\dasnote{Research statement is very similar to GO because that's what I had
when I prepared it. If it's going to be an executive summary, it should talk
more about the other sections rather than just being a slightly different GO
section.}
% GOAL PARAGRAPH
The goal of this research is to develop a methodology for creating autonomous
hybrid control systems with mathematical guarantees of safe and correct
behavior.

% INTRODUCTORY PARAGRAPH Hook
Nuclear power relies on extensively trained operators who follow detailed
written procedures to manage reactor control. Based on these procedures and
their interpretation of plant conditions, they make critical decisions about
when to switch between control objectives.
% Gap
This reliance on human operators has created an economic challenge for
next-generation nuclear power plants. Small modular reactors face significantly
higher per-megawatt staffing costs than conventional plants. Autonomous control
systems are needed that can safely manage complex operational sequences with the
same assurance as human-operated systems, but without constant supervision.

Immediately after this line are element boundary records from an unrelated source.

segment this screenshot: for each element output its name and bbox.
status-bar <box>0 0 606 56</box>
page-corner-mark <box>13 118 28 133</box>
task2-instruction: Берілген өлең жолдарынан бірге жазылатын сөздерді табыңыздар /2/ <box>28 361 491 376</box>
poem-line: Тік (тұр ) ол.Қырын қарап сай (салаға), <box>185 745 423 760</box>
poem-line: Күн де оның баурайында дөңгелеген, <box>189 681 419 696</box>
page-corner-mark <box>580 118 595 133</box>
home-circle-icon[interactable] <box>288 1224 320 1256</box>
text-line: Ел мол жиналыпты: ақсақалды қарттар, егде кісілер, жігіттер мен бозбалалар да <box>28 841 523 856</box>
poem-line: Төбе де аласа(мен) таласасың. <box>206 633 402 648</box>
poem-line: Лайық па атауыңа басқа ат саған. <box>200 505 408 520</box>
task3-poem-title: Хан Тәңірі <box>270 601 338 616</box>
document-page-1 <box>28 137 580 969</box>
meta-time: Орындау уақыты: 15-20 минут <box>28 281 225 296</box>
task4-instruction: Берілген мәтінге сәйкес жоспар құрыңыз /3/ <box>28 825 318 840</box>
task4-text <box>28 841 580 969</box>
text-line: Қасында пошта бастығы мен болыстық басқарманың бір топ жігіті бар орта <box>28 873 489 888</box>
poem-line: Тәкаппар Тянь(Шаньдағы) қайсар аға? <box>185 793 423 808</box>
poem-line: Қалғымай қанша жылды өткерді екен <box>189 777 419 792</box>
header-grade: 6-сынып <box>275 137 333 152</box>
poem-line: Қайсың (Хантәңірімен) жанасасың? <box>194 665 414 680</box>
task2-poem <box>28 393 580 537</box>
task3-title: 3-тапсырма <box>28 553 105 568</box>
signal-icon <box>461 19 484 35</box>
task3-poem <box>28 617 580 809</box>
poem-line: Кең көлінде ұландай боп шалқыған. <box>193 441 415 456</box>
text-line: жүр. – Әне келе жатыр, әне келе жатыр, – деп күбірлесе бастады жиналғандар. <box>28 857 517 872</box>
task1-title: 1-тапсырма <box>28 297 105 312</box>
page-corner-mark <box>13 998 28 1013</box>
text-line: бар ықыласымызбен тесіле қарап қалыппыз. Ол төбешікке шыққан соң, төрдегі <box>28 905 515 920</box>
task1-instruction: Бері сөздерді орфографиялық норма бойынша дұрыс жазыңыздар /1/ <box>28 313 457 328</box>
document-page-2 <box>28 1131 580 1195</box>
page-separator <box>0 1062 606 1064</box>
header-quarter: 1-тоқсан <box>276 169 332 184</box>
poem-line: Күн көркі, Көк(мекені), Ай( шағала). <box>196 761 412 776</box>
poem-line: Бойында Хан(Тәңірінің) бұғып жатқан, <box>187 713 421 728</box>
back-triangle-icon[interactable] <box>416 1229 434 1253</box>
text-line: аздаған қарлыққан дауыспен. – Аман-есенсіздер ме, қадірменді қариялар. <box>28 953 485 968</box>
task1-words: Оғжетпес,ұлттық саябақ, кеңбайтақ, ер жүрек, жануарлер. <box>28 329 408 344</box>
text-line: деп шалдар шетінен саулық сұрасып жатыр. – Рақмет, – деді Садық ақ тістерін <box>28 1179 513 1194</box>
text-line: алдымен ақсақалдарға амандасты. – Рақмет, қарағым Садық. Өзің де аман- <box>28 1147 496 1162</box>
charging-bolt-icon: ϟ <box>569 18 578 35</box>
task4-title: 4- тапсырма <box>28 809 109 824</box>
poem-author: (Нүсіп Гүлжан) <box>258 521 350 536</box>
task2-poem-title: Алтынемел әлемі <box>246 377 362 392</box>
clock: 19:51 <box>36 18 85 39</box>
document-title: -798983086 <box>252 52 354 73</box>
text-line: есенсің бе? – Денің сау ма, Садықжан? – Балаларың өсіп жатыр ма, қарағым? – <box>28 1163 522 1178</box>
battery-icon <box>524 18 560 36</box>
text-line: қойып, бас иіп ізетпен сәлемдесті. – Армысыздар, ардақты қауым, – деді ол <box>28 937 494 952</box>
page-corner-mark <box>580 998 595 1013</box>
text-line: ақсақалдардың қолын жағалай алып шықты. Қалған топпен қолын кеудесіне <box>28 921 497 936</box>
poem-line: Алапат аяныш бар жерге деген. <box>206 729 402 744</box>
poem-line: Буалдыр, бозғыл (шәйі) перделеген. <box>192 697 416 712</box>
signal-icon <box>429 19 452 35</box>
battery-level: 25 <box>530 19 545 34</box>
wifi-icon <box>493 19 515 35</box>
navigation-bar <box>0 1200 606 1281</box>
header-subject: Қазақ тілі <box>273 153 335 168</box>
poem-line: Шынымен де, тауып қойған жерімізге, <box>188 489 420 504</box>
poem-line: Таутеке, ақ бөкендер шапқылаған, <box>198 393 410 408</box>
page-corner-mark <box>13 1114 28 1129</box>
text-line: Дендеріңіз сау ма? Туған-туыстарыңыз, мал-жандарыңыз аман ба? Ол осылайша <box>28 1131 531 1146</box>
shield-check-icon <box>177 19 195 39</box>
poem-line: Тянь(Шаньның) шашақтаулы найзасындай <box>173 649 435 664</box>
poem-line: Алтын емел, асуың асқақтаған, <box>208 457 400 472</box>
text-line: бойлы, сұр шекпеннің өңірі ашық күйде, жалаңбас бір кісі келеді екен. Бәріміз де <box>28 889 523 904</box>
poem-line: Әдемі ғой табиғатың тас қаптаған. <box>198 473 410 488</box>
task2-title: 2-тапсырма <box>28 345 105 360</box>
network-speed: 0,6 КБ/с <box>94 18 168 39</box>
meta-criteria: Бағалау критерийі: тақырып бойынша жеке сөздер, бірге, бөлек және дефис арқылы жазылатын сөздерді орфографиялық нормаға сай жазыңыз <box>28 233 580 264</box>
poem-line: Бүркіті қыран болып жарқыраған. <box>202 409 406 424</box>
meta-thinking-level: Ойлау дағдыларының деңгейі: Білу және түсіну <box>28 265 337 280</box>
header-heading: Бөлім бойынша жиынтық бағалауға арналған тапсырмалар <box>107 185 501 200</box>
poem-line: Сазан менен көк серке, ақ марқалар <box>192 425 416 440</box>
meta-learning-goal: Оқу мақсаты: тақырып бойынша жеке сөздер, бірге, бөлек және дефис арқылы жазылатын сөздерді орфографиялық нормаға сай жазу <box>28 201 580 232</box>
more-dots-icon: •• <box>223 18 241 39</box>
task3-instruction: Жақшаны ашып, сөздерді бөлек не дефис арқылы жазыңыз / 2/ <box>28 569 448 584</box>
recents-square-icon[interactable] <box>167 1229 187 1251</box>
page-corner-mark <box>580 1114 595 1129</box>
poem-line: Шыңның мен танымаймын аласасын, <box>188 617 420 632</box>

% APPROACH PARAGRAPH Solution
To address this need, we will combine formal methods from computer science
with control theory to build hybrid control systems that are correct by
construction, leveraging the extensive domain knowledge already embedded in
existing operating procedures and safety analyses.
% Rationale
Hybrid systems use discrete logic to switch between continuous control modes,
similar to how operators change control strategies. Existing formal methods
generate provably correct switching logic but cannot handle continuous
dynamics during transitions, while traditional control theory verifies
continuous behavior but lacks tools for proving discrete switching
correctness.

% Hypothesis and Technical Approach
We will bridge this gap through a three-stage methodology. First, we will
translate written operating procedures into temporal logic specifications using
NASA's Formal Requirements Elicitation Tool (FRET). FRET structures requirements
into scope, condition, component, timing, and response elements. This approach
enables realizability checking that identifies conflicts and ambiguities in
procedures before implementation. Second, we will synthesize discrete mode
switching logic using reactive synthesis to produce deterministic automata that
are correct by construction. Third, we will develop continuous controllers for
each discrete mode using standard control theory and reachability analysis. We
will classify continuous modes based on their transition objectives and verify
safe mode transitions using barrier certificates and reachability analysis.
This compositional approach enables local verification of continuous modes
without requiring global trajectory analysis across the entire hybrid system.
We will validate this methodology through hardware-in-the-loop testing
on an Emerson Ovation distributed control system, made possible through the
University of Pittsburgh Cyber Energy Center's industry partnership.
% Pay-off
This approach enables autonomous management of complex nuclear power operations
while maintaining safety guarantees.

% OUTCOMES PARAGRAPHS
If this research is successful, we will be able to do the following:
\begin{enumerate}
  % OUTCOME 1 Title
  \item \textit{Synthesize written procedures into verified control logic.}
    % Strategy
    We will develop a methodology for converting written operating procedures
    into formal specifications. These specifications will be synthesized into
    discrete control logic using reactive synthesis tools.
    % Outcome
    Control engineers will be able to generate mode-switching
    controllers from regulatory procedures, reducing barriers to high-assurance control systems.

    % OUTCOME 2 Title
  \item \textit{Verify continuous control behavior across mode transitions.}
    % Strategy
    We will develop methods using reachability analysis to ensure continuous
    control modes satisfy discrete transition requirements.
    % Outcome
    Engineers will be able to design continuous controllers using standard
    practices while ensuring system correctness and proving mode transitions
    occur safely at the right times.

    % OUTCOME 3  Title
  \item \textit{Demonstrate autonomous reactor startup control with safety
    guarantees.}
    % Strategy
    We will implement this methodology on a small modular reactor simulation
    using industry-standard control hardware.
    % Outcome
    Without retraining costs or new equipment, control engineers
    will be able to implement high-assurance autonomous controls on industrial
    hardware they already use. 

\end{enumerate}